Old Testament reading: Jeremiah 3-4
I’m still trying to process Jeremiah 2, but the format demands me to continue on! God’s intense and abiding love for Judah is seen in Jeremiah 3:1. Despite her repeated harlotries with a host of illicit lovers, God pleads with His people, “Yet return to Me.” The reference at the beginning of the verse is to Deuteronomy 24:1-4. In this text, if a man puts away his wife and she becomes the wife of another, she cannot return to her first husband if he puts her away or dies. This principle was not applicable in Judah’s case. Though she had played the harlot with many lovers, God was still her only true husband, and any hope of deliverance and salvation could only be found by returning to Him. God speaks to Jeremiah concerning Judah’s gross immorality and goes so far as to say she is worse than backsliding Israel. How? Because Judah was witness to God’s punishment of Israel for her adulteries, yet she did not learn the lessons of her sister, and persisted in following the exact same path of harlotry.

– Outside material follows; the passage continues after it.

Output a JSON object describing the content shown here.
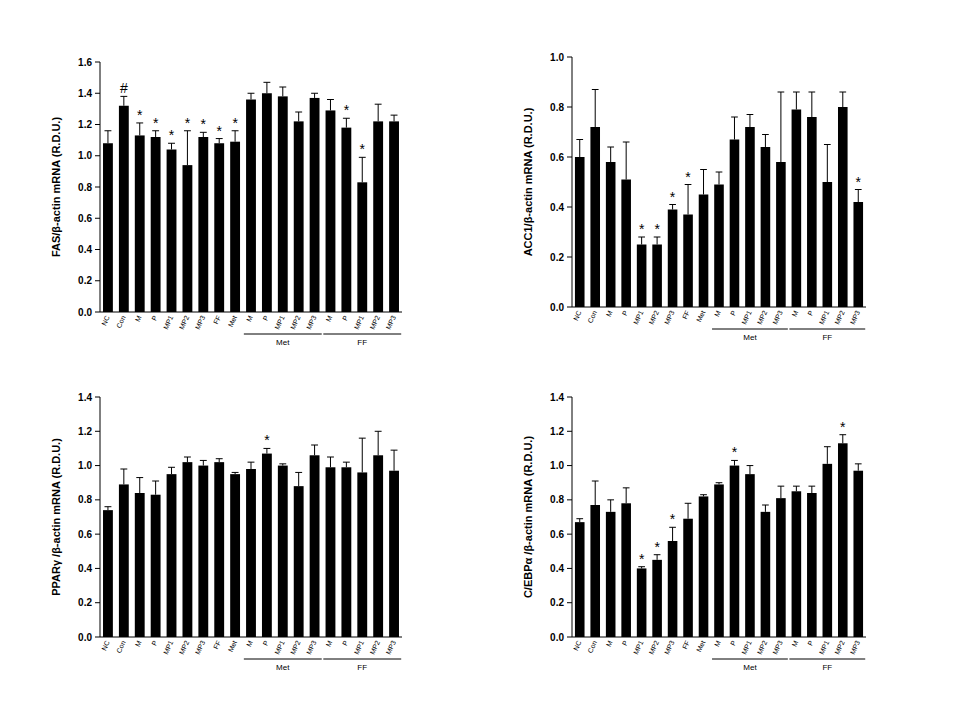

New Testament reading: Matthew 24-25
Do you really want to be taken as opposed to “Left Behind?” Untold millions of “believers” have been deceived by the errors of premillennial theology. They are convinced that there will be a secret catching away of the saints prior to the revealing of the anti-Christ. This taking or catching away is commonly referred to as the rapture (cf Day 243). Matthew 24 speaks of a time when the Son of Man will come and men will be separated, one taken away and the other left. One problem with this doctrine, (aside from the fact that it is patently wrong), is that is fails to consider the context of Matthew 24, which primarily concerns the destruction of Jerusalem in AD 70. Another is that it fails to note the immediate context and illustration, namely that of the flood of Noah. Those who were carried away in the Flood were sinners, not saints (vv 36-39). This is the example given for those who are taken as opposed to “left behind.” The truth is, premillennialist have this concept exactly backwards. Most of those taken by the Romans were killed and the rest were enslaved, while those left behind were the fortunate ones.